The Federal Acquisition Streamlining Act of 1994 establishes a 5 percent government-wide goal for contract awards to small, women-owned businesses. The Small Business Administration (SBA) is determined both to establish aggressive goals and to develop meaningful initiatives in cooperation with other SBA program areas and other agencies to ensure that these new goals are achieved.
In February 2011, SBA inaugurated the Women-Owned Small Business Contracting Assistance Program (WOSB). Many NAICS codes where women are “substantially underrepresented” are eligible for set-asides and other assistance. Also visit www.sba.gov/wosb for more information.
What is the System for Award Management (SAM)?
The System for Award Management (SAM) is combining eight federal procurement systems and the Catalog for Domestic Assistance (CFDA) into one database. SAM simplifies the the entire procurement system. Instead of registering on the old CCR website for CCR and ORCA, all will be done on SAM. For further information, visit www.sam.gov
What are the benefits of SAM?
The overarching benefits of SAM include streamlined and integrated processes, elimination of data redundancies, and reduced costs while providing improved capability. With SAM, one user ID and password will provide access to all the capabilities associated with registering to do business with the government, representing or self-certifying as a small business, and viewing business opportunities (the last to be added later). Also, representations and certifications now on ORCA will be available on SAM.
How do I get a list of FSCs and PSCs?
These lists are available through the Government Contracting SBDC.
Why do I need so many different numbers?
Each of these numbers serves a separate purpose for DoD contracting.
The CAGE Code (Commercial And Government Entity Code) is required because it is being used by current and legacy DoD Automated Information Systems to identify contractors doing business with the Department of Defense.
The DUNS (Data Universal Numbering System) is the identification number specifically selected for CCR because of it’s wide acceptance and recognition in the commercial marketplace. Both codes are used to validate CCR registration applications prior to completing the registration process.
The TIN (Taxpayer Identification Number) is required to facilitate electronic funds transfer and to comply with the Debt Collection Improvement Act, and for certain IRS 1099 income tax reporting requirements. (NOTE: Only certain finance and accounting personnel will have access to this privileged information. It will not be available to anyone else). For sole proprietorships, the TIN is either the owner’s Social Security Number, or EIN assigned to the business by IRS).
The TPIN (Trading Partner Identification Number) is similar to the personalized identification number (PIN) used to access private bank accounts. It is assigned after the CAGE and DUNS have been validated and the CCR registration is complete.

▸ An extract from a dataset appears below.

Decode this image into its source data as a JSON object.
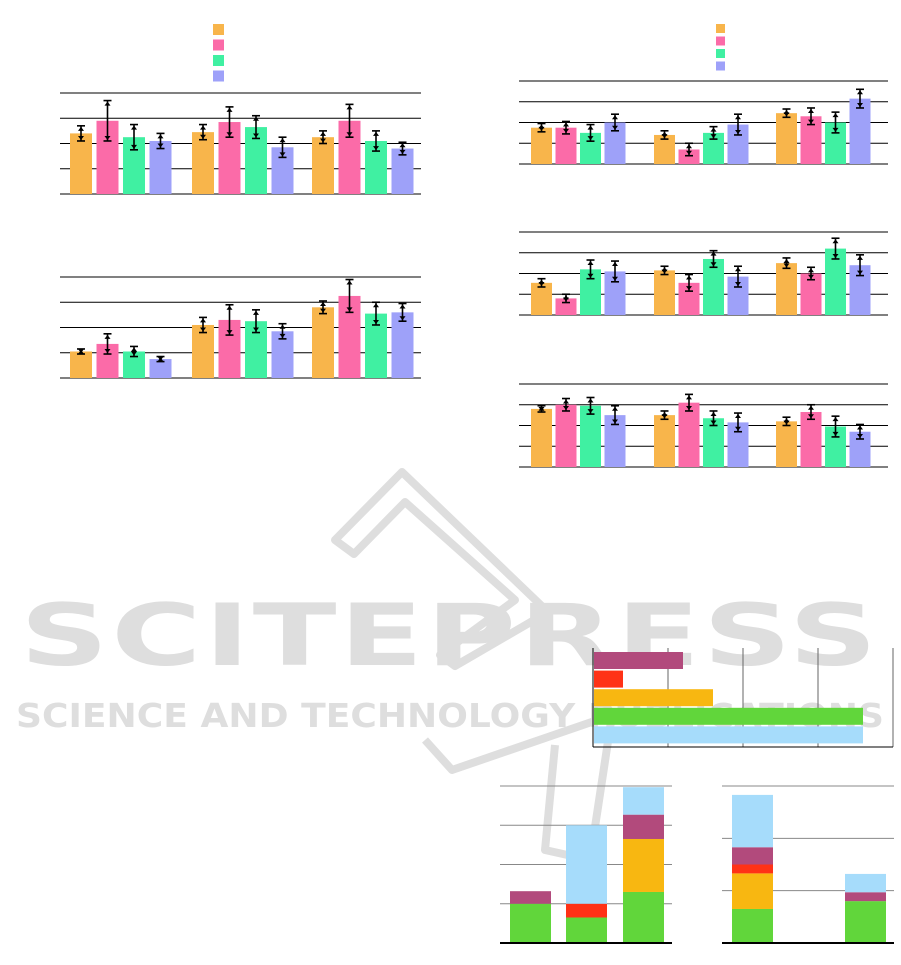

How secure is my information on the web?
The most sensitive information is bank account EFT information. This data is only releasable to the appropriate DoD finance community. Much of the information is not available for public query. For the releasability of a specific data element refer to the matrix. Vendor information that is not releasable to the public is protected and viewable only by those government users with a login and a password. Your entire vendor profile is only viewable if you provide your DUNS and TPIN.
Where to Start? How do I get started doing business with GSA?
The best way to learn more about the General Services Administration’s (GSA) many contracting activities is to visit a Small Business Development Center — GSA’s “front door” to contracting opportunities. The center serving your area will help you become acquainted with GSA’s programs and requirements and point you to the contracting offices that buy the types of products or services you provide.
Business advisors at the Small Business Development Centers can help you:
1. Find out if your product or service is purchased by GSA.
2. Get on GSA’s centralized or regional bidder’s mailing lists.
3. Learn about supply and service opportunities with GSA.
4. Obtain copies of Federal standards and specifications.
5. Receive bid abstracts on contract awards.
6. Obtain publications about Government procurements.